Regarding the effect of fabricating insoles via 3D printing, the results indicated that one feature of 3D printing an insole is reduced manufacturing time and material cost compared to a traditional customized insole. In manufacturing time, a traditional customized insole takes approximately one week to fabricate because it needs more labor force. By comparison, a 3D-printed insole could be fabricated within 2 h (1.5 h in printing time and 0.5 h in editing the insole model). Additionally, the materials for 3D printed insoles cost approximately 22 USD including the TPU base and EVA top. The sale price of a traditional customized insole in Taiwan is approximately 250 USD; by comparison, 3D printed insoles could be sold well under 250 USD. Since they are automatically fabricated by the 3D printer, they may reduce the problems with handmade insoles as well, especially in adjusting foot arch height.
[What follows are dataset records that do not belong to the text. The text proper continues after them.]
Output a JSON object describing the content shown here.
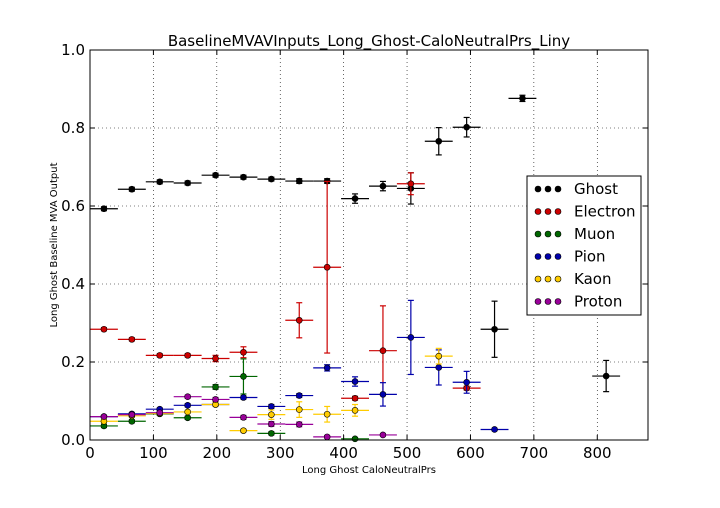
{
  "chart_data": {
    "type": "scatter",
    "title": "BaselineMVAVInputs_Long_Ghost-CaloNeutralPrs_Liny",
    "xlabel": "Long Ghost CaloNeutralPrs",
    "ylabel": "Long Ghost Baseline MVA Output",
    "xlim": [
      0,
      880
    ],
    "ylim": [
      0.0,
      1.0
    ],
    "x_ticks": [
      0,
      100,
      200,
      300,
      400,
      500,
      600,
      700,
      800
    ],
    "y_ticks": [
      0.0,
      0.2,
      0.4,
      0.6,
      0.8,
      1.0
    ],
    "x_tick_labels": [
      "0",
      "100",
      "200",
      "300",
      "400",
      "500",
      "600",
      "700",
      "800"
    ],
    "y_tick_labels": [
      "0.0",
      "0.2",
      "0.4",
      "0.6",
      "0.8",
      "1.0"
    ],
    "grid": true,
    "legend_position": "right",
    "series": [
      {
        "name": "Ghost",
        "color": "#000000",
        "points": [
          {
            "x": 22,
            "xerr": 22,
            "y": 0.593,
            "yerr": 0.005
          },
          {
            "x": 66,
            "xerr": 22,
            "y": 0.643,
            "yerr": 0.005
          },
          {
            "x": 110,
            "xerr": 22,
            "y": 0.662,
            "yerr": 0.005
          },
          {
            "x": 154,
            "xerr": 22,
            "y": 0.659,
            "yerr": 0.005
          },
          {
            "x": 198,
            "xerr": 22,
            "y": 0.679,
            "yerr": 0.005
          },
          {
            "x": 242,
            "xerr": 22,
            "y": 0.674,
            "yerr": 0.005
          },
          {
            "x": 286,
            "xerr": 22,
            "y": 0.669,
            "yerr": 0.005
          },
          {
            "x": 330,
            "xerr": 22,
            "y": 0.664,
            "yerr": 0.006
          },
          {
            "x": 374,
            "xerr": 22,
            "y": 0.664,
            "yerr": 0.006
          },
          {
            "x": 418,
            "xerr": 22,
            "y": 0.619,
            "yerr": 0.012
          },
          {
            "x": 462,
            "xerr": 22,
            "y": 0.651,
            "yerr": 0.012
          },
          {
            "x": 506,
            "xerr": 22,
            "y": 0.645,
            "yerr": 0.04
          },
          {
            "x": 550,
            "xerr": 22,
            "y": 0.766,
            "yerr": 0.035
          },
          {
            "x": 594,
            "xerr": 22,
            "y": 0.802,
            "yerr": 0.025
          },
          {
            "x": 638,
            "xerr": 22,
            "y": 0.284,
            "yerr": 0.072
          },
          {
            "x": 682,
            "xerr": 22,
            "y": 0.876,
            "yerr": 0.008
          },
          {
            "x": 814,
            "xerr": 22,
            "y": 0.164,
            "yerr": 0.04
          }
        ]
      },
      {
        "name": "Electron",
        "color": "#cc0000",
        "points": [
          {
            "x": 22,
            "xerr": 22,
            "y": 0.284,
            "yerr": 0.004
          },
          {
            "x": 66,
            "xerr": 22,
            "y": 0.258,
            "yerr": 0.004
          },
          {
            "x": 110,
            "xerr": 22,
            "y": 0.217,
            "yerr": 0.004
          },
          {
            "x": 154,
            "xerr": 22,
            "y": 0.217,
            "yerr": 0.004
          },
          {
            "x": 198,
            "xerr": 22,
            "y": 0.209,
            "yerr": 0.008
          },
          {
            "x": 242,
            "xerr": 22,
            "y": 0.225,
            "yerr": 0.014
          },
          {
            "x": 330,
            "xerr": 22,
            "y": 0.307,
            "yerr": 0.045
          },
          {
            "x": 374,
            "xerr": 22,
            "y": 0.443,
            "yerr": 0.22
          },
          {
            "x": 418,
            "xerr": 22,
            "y": 0.107,
            "yerr": 0.005
          },
          {
            "x": 462,
            "xerr": 22,
            "y": 0.229,
            "yerr": 0.115
          },
          {
            "x": 506,
            "xerr": 22,
            "y": 0.657,
            "yerr": 0.028
          },
          {
            "x": 594,
            "xerr": 22,
            "y": 0.133,
            "yerr": 0.005
          }
        ]
      },
      {
        "name": "Muon",
        "color": "#006600",
        "points": [
          {
            "x": 22,
            "xerr": 22,
            "y": 0.036,
            "yerr": 0.004
          },
          {
            "x": 66,
            "xerr": 22,
            "y": 0.048,
            "yerr": 0.004
          },
          {
            "x": 110,
            "xerr": 22,
            "y": 0.067,
            "yerr": 0.004
          },
          {
            "x": 154,
            "xerr": 22,
            "y": 0.057,
            "yerr": 0.004
          },
          {
            "x": 198,
            "xerr": 22,
            "y": 0.136,
            "yerr": 0.006
          },
          {
            "x": 242,
            "xerr": 22,
            "y": 0.163,
            "yerr": 0.045
          },
          {
            "x": 286,
            "xerr": 22,
            "y": 0.017,
            "yerr": 0.004
          },
          {
            "x": 418,
            "xerr": 22,
            "y": 0.003,
            "yerr": 0.003
          }
        ]
      },
      {
        "name": "Pion",
        "color": "#0000aa",
        "points": [
          {
            "x": 22,
            "xerr": 22,
            "y": 0.06,
            "yerr": 0.003
          },
          {
            "x": 66,
            "xerr": 22,
            "y": 0.067,
            "yerr": 0.003
          },
          {
            "x": 110,
            "xerr": 22,
            "y": 0.079,
            "yerr": 0.003
          },
          {
            "x": 154,
            "xerr": 22,
            "y": 0.089,
            "yerr": 0.004
          },
          {
            "x": 198,
            "xerr": 22,
            "y": 0.091,
            "yerr": 0.004
          },
          {
            "x": 242,
            "xerr": 22,
            "y": 0.109,
            "yerr": 0.004
          },
          {
            "x": 286,
            "xerr": 22,
            "y": 0.086,
            "yerr": 0.005
          },
          {
            "x": 330,
            "xerr": 22,
            "y": 0.114,
            "yerr": 0.005
          },
          {
            "x": 374,
            "xerr": 22,
            "y": 0.185,
            "yerr": 0.008
          },
          {
            "x": 418,
            "xerr": 22,
            "y": 0.15,
            "yerr": 0.012
          },
          {
            "x": 462,
            "xerr": 22,
            "y": 0.117,
            "yerr": 0.03
          },
          {
            "x": 506,
            "xerr": 22,
            "y": 0.263,
            "yerr": 0.095
          },
          {
            "x": 550,
            "xerr": 22,
            "y": 0.186,
            "yerr": 0.045
          },
          {
            "x": 594,
            "xerr": 22,
            "y": 0.148,
            "yerr": 0.028
          },
          {
            "x": 638,
            "xerr": 22,
            "y": 0.027,
            "yerr": 0.003
          }
        ]
      },
      {
        "name": "Kaon",
        "color": "#ffcc00",
        "points": [
          {
            "x": 22,
            "xerr": 22,
            "y": 0.048,
            "yerr": 0.004
          },
          {
            "x": 66,
            "xerr": 22,
            "y": 0.062,
            "yerr": 0.004
          },
          {
            "x": 110,
            "xerr": 22,
            "y": 0.068,
            "yerr": 0.004
          },
          {
            "x": 154,
            "xerr": 22,
            "y": 0.072,
            "yerr": 0.004
          },
          {
            "x": 198,
            "xerr": 22,
            "y": 0.091,
            "yerr": 0.005
          },
          {
            "x": 242,
            "xerr": 22,
            "y": 0.024,
            "yerr": 0.004
          },
          {
            "x": 286,
            "xerr": 22,
            "y": 0.065,
            "yerr": 0.012
          },
          {
            "x": 330,
            "xerr": 22,
            "y": 0.078,
            "yerr": 0.02
          },
          {
            "x": 374,
            "xerr": 22,
            "y": 0.066,
            "yerr": 0.02
          },
          {
            "x": 418,
            "xerr": 22,
            "y": 0.076,
            "yerr": 0.015
          },
          {
            "x": 550,
            "xerr": 22,
            "y": 0.215,
            "yerr": 0.02
          }
        ]
      },
      {
        "name": "Proton",
        "color": "#990099",
        "points": [
          {
            "x": 22,
            "xerr": 22,
            "y": 0.06,
            "yerr": 0.003
          },
          {
            "x": 66,
            "xerr": 22,
            "y": 0.065,
            "yerr": 0.003
          },
          {
            "x": 110,
            "xerr": 22,
            "y": 0.07,
            "yerr": 0.003
          },
          {
            "x": 154,
            "xerr": 22,
            "y": 0.111,
            "yerr": 0.004
          },
          {
            "x": 198,
            "xerr": 22,
            "y": 0.104,
            "yerr": 0.005
          },
          {
            "x": 242,
            "xerr": 22,
            "y": 0.058,
            "yerr": 0.005
          },
          {
            "x": 286,
            "xerr": 22,
            "y": 0.041,
            "yerr": 0.006
          },
          {
            "x": 330,
            "xerr": 22,
            "y": 0.04,
            "yerr": 0.006
          },
          {
            "x": 374,
            "xerr": 22,
            "y": 0.008,
            "yerr": 0.003
          },
          {
            "x": 462,
            "xerr": 22,
            "y": 0.013,
            "yerr": 0.003
          }
        ]
      }
    ]
  }
}
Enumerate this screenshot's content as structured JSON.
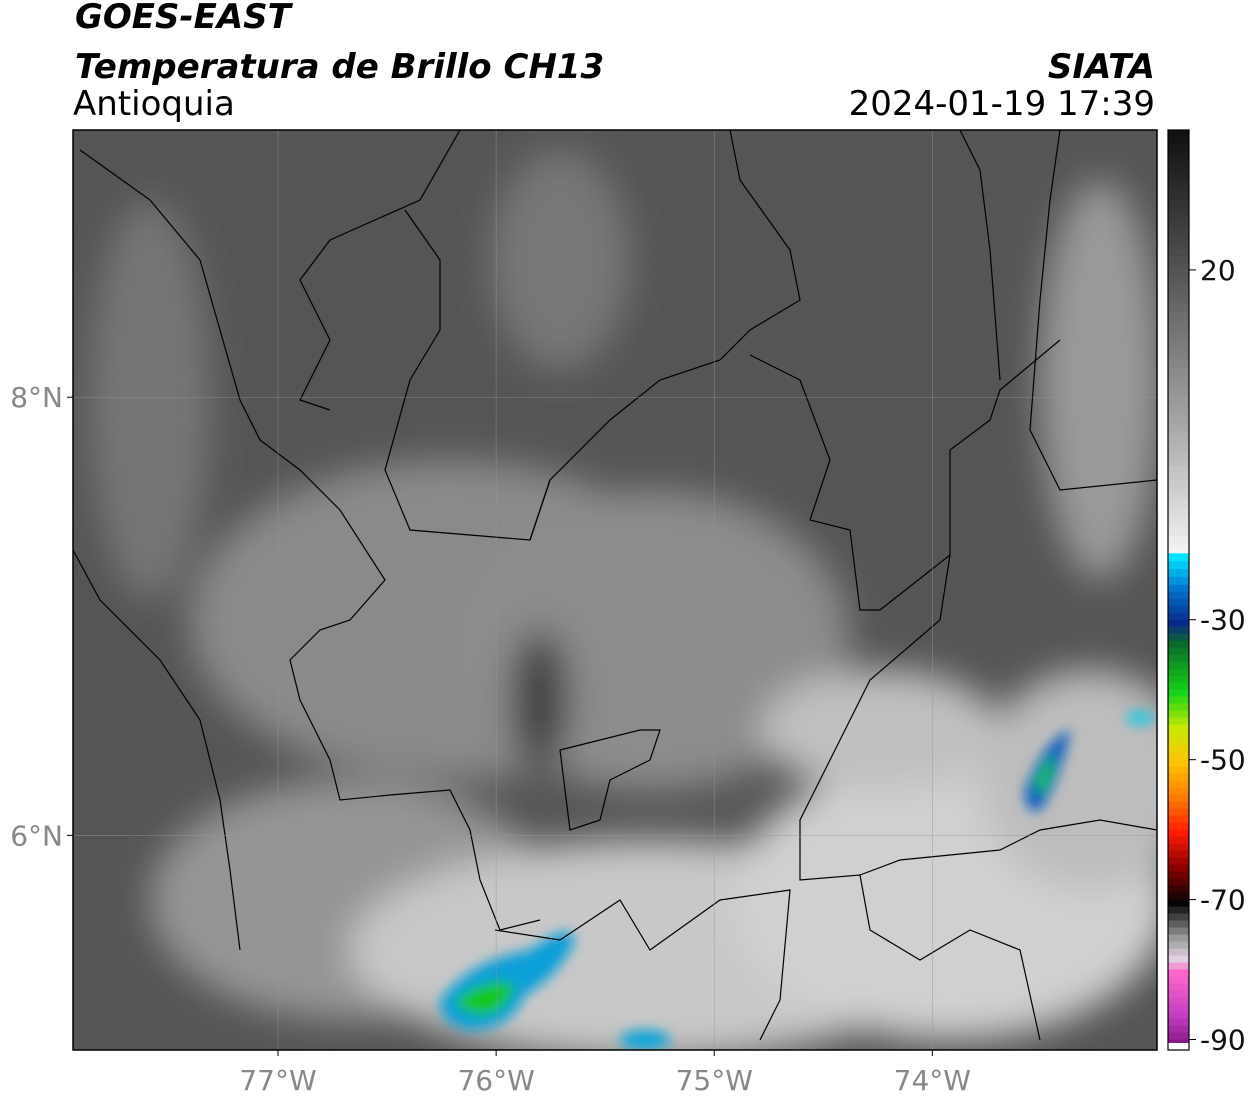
{
  "header": {
    "title": "GOES-EAST",
    "subtitle": "Temperatura de Brillo CH13",
    "region": "Antioquia",
    "source": "SIATA",
    "datetime": "2024-01-19 17:39"
  },
  "map": {
    "lonlim": [
      -77.94,
      -72.97
    ],
    "latlim": [
      5.02,
      9.22
    ],
    "lat_ticks": [
      {
        "value": 8,
        "label": "8°N"
      },
      {
        "value": 6,
        "label": "6°N"
      }
    ],
    "lon_ticks": [
      {
        "value": -77,
        "label": "77°W"
      },
      {
        "value": -76,
        "label": "76°W"
      },
      {
        "value": -75,
        "label": "75°W"
      },
      {
        "value": -74,
        "label": "74°W"
      }
    ],
    "grid": true
  },
  "colorbar": {
    "lim": [
      -91.5,
      40
    ],
    "ticks": [
      20,
      -30,
      -50,
      -70,
      -90
    ],
    "stops": [
      [
        40,
        "#111111"
      ],
      [
        20,
        "#555555"
      ],
      [
        0,
        "#a0a0a0"
      ],
      [
        -20,
        "#f4f4f4"
      ],
      [
        -20.5,
        "#00e5ff"
      ],
      [
        -25,
        "#0077cc"
      ],
      [
        -30,
        "#0a2a8a"
      ],
      [
        -33,
        "#0b6b2a"
      ],
      [
        -40,
        "#18d418"
      ],
      [
        -45,
        "#c8e800"
      ],
      [
        -50,
        "#ffc400"
      ],
      [
        -55,
        "#ff7a00"
      ],
      [
        -60,
        "#ff1a00"
      ],
      [
        -65,
        "#8a0000"
      ],
      [
        -70,
        "#050505"
      ],
      [
        -75,
        "#9a9a9a"
      ],
      [
        -78,
        "#e0d0e0"
      ],
      [
        -80,
        "#ff66cc"
      ],
      [
        -86,
        "#c040c0"
      ],
      [
        -90,
        "#8a1a8a"
      ],
      [
        -90.5,
        "#ffffff"
      ]
    ]
  }
}
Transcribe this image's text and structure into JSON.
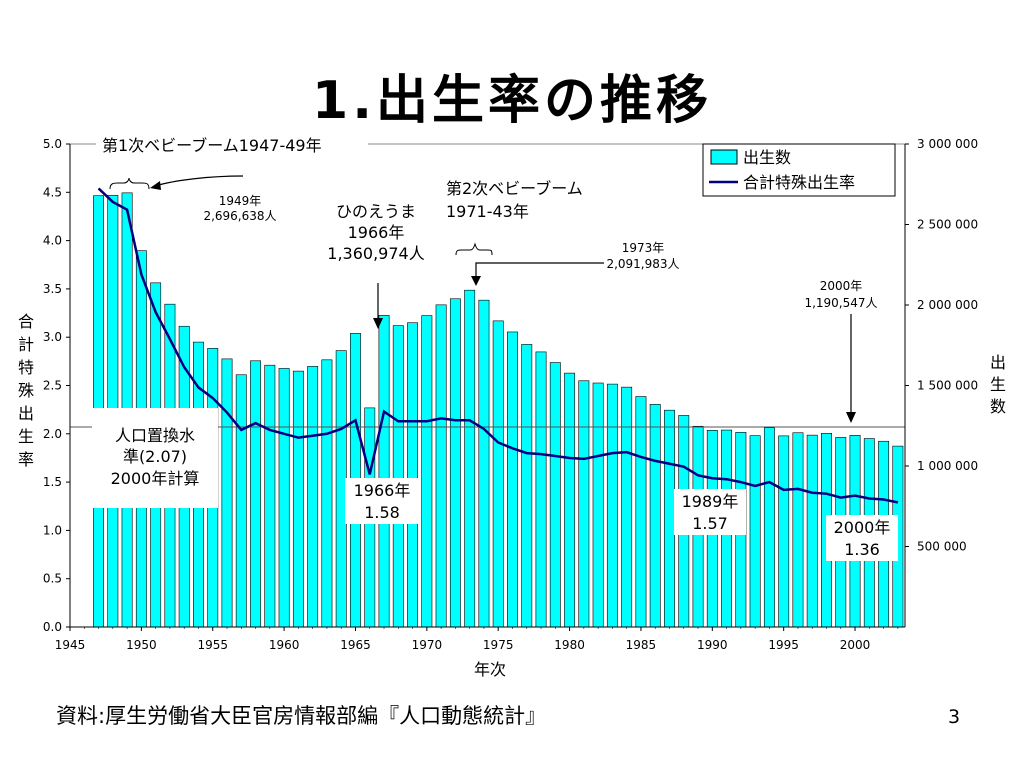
{
  "slide": {
    "title": "1.出生率の推移",
    "source": "資料:厚生労働省大臣官房情報部編『人口動態統計』",
    "page_number": "3"
  },
  "chart_data": {
    "type": "bar",
    "x_label": "年次",
    "y_left_label": "合計特殊出生率",
    "y_right_label": "出生数",
    "x_ticks": [
      "1945",
      "1950",
      "1955",
      "1960",
      "1965",
      "1970",
      "1975",
      "1980",
      "1985",
      "1990",
      "1995",
      "2000"
    ],
    "x_range": [
      1945,
      2003.5
    ],
    "y_left_ticks": [
      "0.0",
      "0.5",
      "1.0",
      "1.5",
      "2.0",
      "2.5",
      "3.0",
      "3.5",
      "4.0",
      "4.5",
      "5.0"
    ],
    "y_left_range": [
      0,
      5
    ],
    "y_right_ticks": [
      "500 000",
      "1 000 000",
      "1 500 000",
      "2 000 000",
      "2 500 000",
      "3 000 000"
    ],
    "y_right_range": [
      0,
      3000000
    ],
    "years": [
      1947,
      1948,
      1949,
      1950,
      1951,
      1952,
      1953,
      1954,
      1955,
      1956,
      1957,
      1958,
      1959,
      1960,
      1961,
      1962,
      1963,
      1964,
      1965,
      1966,
      1967,
      1968,
      1969,
      1970,
      1971,
      1972,
      1973,
      1974,
      1975,
      1976,
      1977,
      1978,
      1979,
      1980,
      1981,
      1982,
      1983,
      1984,
      1985,
      1986,
      1987,
      1988,
      1989,
      1990,
      1991,
      1992,
      1993,
      1994,
      1995,
      1996,
      1997,
      1998,
      1999,
      2000,
      2001,
      2002,
      2003
    ],
    "series": [
      {
        "name": "出生数",
        "type": "bar",
        "color": "#00ffff",
        "values": [
          2678792,
          2681624,
          2696638,
          2337507,
          2137689,
          2005162,
          1868040,
          1769580,
          1730692,
          1665278,
          1566713,
          1653469,
          1626088,
          1606041,
          1589372,
          1618616,
          1659521,
          1716761,
          1823697,
          1360974,
          1935647,
          1871839,
          1889815,
          1934239,
          2000973,
          2038682,
          2091983,
          2029989,
          1901440,
          1832617,
          1755100,
          1708643,
          1642580,
          1576889,
          1529455,
          1515392,
          1508687,
          1489780,
          1431577,
          1382946,
          1346658,
          1314006,
          1246802,
          1221585,
          1223245,
          1208989,
          1188282,
          1238328,
          1187064,
          1206555,
          1191665,
          1203147,
          1177669,
          1190547,
          1170662,
          1153855,
          1123610
        ]
      },
      {
        "name": "合計特殊出生率",
        "type": "line",
        "color": "#000080",
        "values": [
          4.54,
          4.4,
          4.32,
          3.65,
          3.26,
          2.98,
          2.69,
          2.48,
          2.37,
          2.22,
          2.04,
          2.11,
          2.04,
          2.0,
          1.96,
          1.98,
          2.0,
          2.05,
          2.14,
          1.58,
          2.23,
          2.13,
          2.13,
          2.13,
          2.16,
          2.14,
          2.14,
          2.05,
          1.91,
          1.85,
          1.8,
          1.79,
          1.77,
          1.75,
          1.74,
          1.77,
          1.8,
          1.81,
          1.76,
          1.72,
          1.69,
          1.66,
          1.57,
          1.54,
          1.53,
          1.5,
          1.46,
          1.5,
          1.42,
          1.43,
          1.39,
          1.38,
          1.34,
          1.36,
          1.33,
          1.32,
          1.29
        ]
      }
    ],
    "reference_line": {
      "value": 2.07,
      "label": "人口置換水準(2.07)",
      "label_line1": "人口置換水",
      "label_line2": "準(2.07)",
      "label_line3": "2000年計算"
    },
    "annotations": {
      "boom1_title": "第1次ベビーブーム1947-49年",
      "y1949": "1949年",
      "n1949": "2,696,638人",
      "hinoe1": "ひのえうま",
      "hinoe2": "1966年",
      "hinoe3": "1,360,974人",
      "boom2_line1": "第2次ベビーブーム",
      "boom2_line2": "1971-43年",
      "y1973": "1973年",
      "n1973": "2,091,983人",
      "y2000": "2000年",
      "n2000": "1,190,547人",
      "tfr1966_year": "1966年",
      "tfr1966_value": "1.58",
      "tfr1989_year": "1989年",
      "tfr1989_value": "1.57",
      "tfr2000_year": "2000年",
      "tfr2000_value": "1.36"
    }
  }
}
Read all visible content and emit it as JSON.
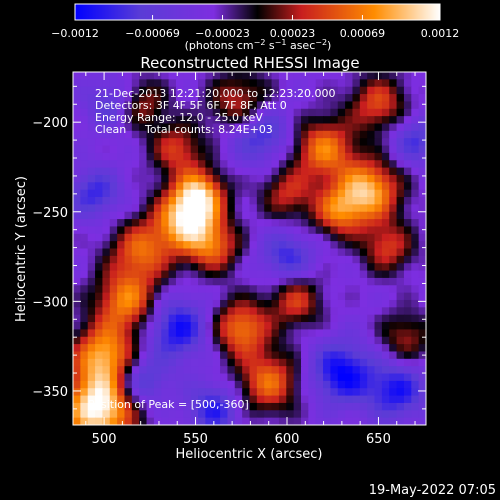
{
  "chart_data": {
    "type": "heatmap",
    "title": "Reconstructed RHESSI Image",
    "xlabel": "Heliocentric X (arcsec)",
    "ylabel": "Heliocentric Y (arcsec)",
    "xlim": [
      483,
      676
    ],
    "ylim": [
      -369,
      -172
    ],
    "x_ticks": [
      500,
      550,
      600,
      650
    ],
    "y_ticks": [
      -200,
      -250,
      -300,
      -350
    ],
    "colorbar": {
      "range": [
        -0.0012,
        0.0012
      ],
      "ticks": [
        "-0.0012",
        "-0.00069",
        "-0.00023",
        "0.00023",
        "0.00069",
        "0.0012"
      ],
      "label": "(photons cm",
      "label_parts": [
        "(photons cm",
        "-2",
        " s",
        "-1",
        " asec",
        "-2",
        ")"
      ],
      "colors": [
        "#0000ff",
        "#7d2ee0",
        "#000000",
        "#c81e1e",
        "#ff8c00",
        "#ffffff"
      ]
    },
    "annotations": [
      "21-Dec-2013 12:21:20.000 to 12:23:20.000",
      "Detectors: 3F 4F 5F 6F 7F 8F, Att 0",
      "Energy Range: 12.0 - 25.0 keV",
      "Clean",
      "Total counts: 8.24E+03"
    ],
    "peak_label": "Position of Peak = [500,-360]",
    "peak_position": [
      500,
      -360
    ]
  },
  "footer": {
    "timestamp": "19-May-2022 07:05"
  }
}
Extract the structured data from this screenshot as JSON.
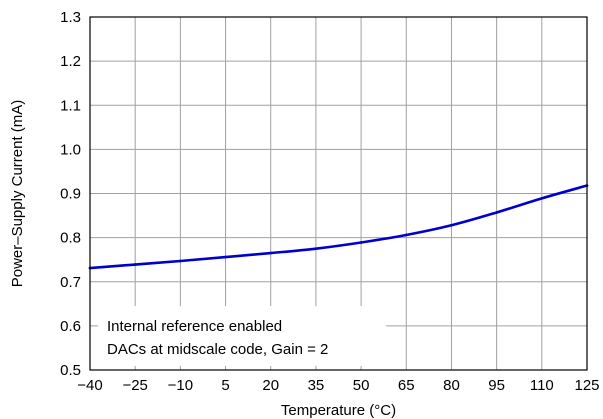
{
  "chart_data": {
    "type": "line",
    "xlabel": "Temperature (°C)",
    "ylabel": "Power–Supply Current (mA)",
    "xlim": [
      -40,
      125
    ],
    "ylim": [
      0.5,
      1.3
    ],
    "xticks": [
      -40,
      -25,
      -10,
      5,
      20,
      35,
      50,
      65,
      80,
      95,
      110,
      125
    ],
    "xtick_labels": [
      "−40",
      "−25",
      "−10",
      "5",
      "20",
      "35",
      "50",
      "65",
      "80",
      "95",
      "110",
      "125"
    ],
    "yticks": [
      0.5,
      0.6,
      0.7,
      0.8,
      0.9,
      1.0,
      1.1,
      1.2,
      1.3
    ],
    "ytick_labels": [
      "0.5",
      "0.6",
      "0.7",
      "0.8",
      "0.9",
      "1.0",
      "1.1",
      "1.2",
      "1.3"
    ],
    "grid": true,
    "series": [
      {
        "color": "#0000cc",
        "x": [
          -40,
          -25,
          -10,
          5,
          20,
          35,
          50,
          65,
          80,
          95,
          110,
          125
        ],
        "y": [
          0.731,
          0.739,
          0.747,
          0.756,
          0.765,
          0.775,
          0.789,
          0.806,
          0.828,
          0.857,
          0.889,
          0.918
        ]
      }
    ],
    "annotations": [
      "Internal reference enabled",
      "DACs at midscale code, Gain = 2"
    ]
  }
}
Additionally, increasing numbers of 3D printers could result in the mass production of customized insoles.

This study had limitations that should be noted. (1) The study was designed to evaluate the immediate biomechanical effect; therefore, we did not evaluate the long-term impact of our insoles. (2) When evaluating the accuracy of printed insoles, we compared the maximum width of a real insole and a digital insole. There was only a 0.5% difference between the digital file (82.37 mm) and the actual fabricated insole (82.81 mm). This difference could be because of thermal expansion of the TPU material. (3) We used low-topped flat shoes in all experimental conditions. Therefore, the effect may differ when used with daily shoes. (4) The severity of our participants’ conditions was not consistent. The effect of insoles may vary across deformity levels. (5) There were only ten participants included in our study. Further studies should include a larger population to verify the results. Furthermore, different walking conditions should be included in future studies.

5. Conclusions

We compared the biomechanical effect of three different 3D printed insoles fabricated from TPU bases and EVA covers on the lower ankle and knee joints. All three types of 3D printed insoles (scan, total and wedge) could provide significant arch support, increase ankle dorsiflexion angle, and improve comfort. Since relatively better results were obtained in the wedge condition, deformity-specific adjustment should be included in insole configuration.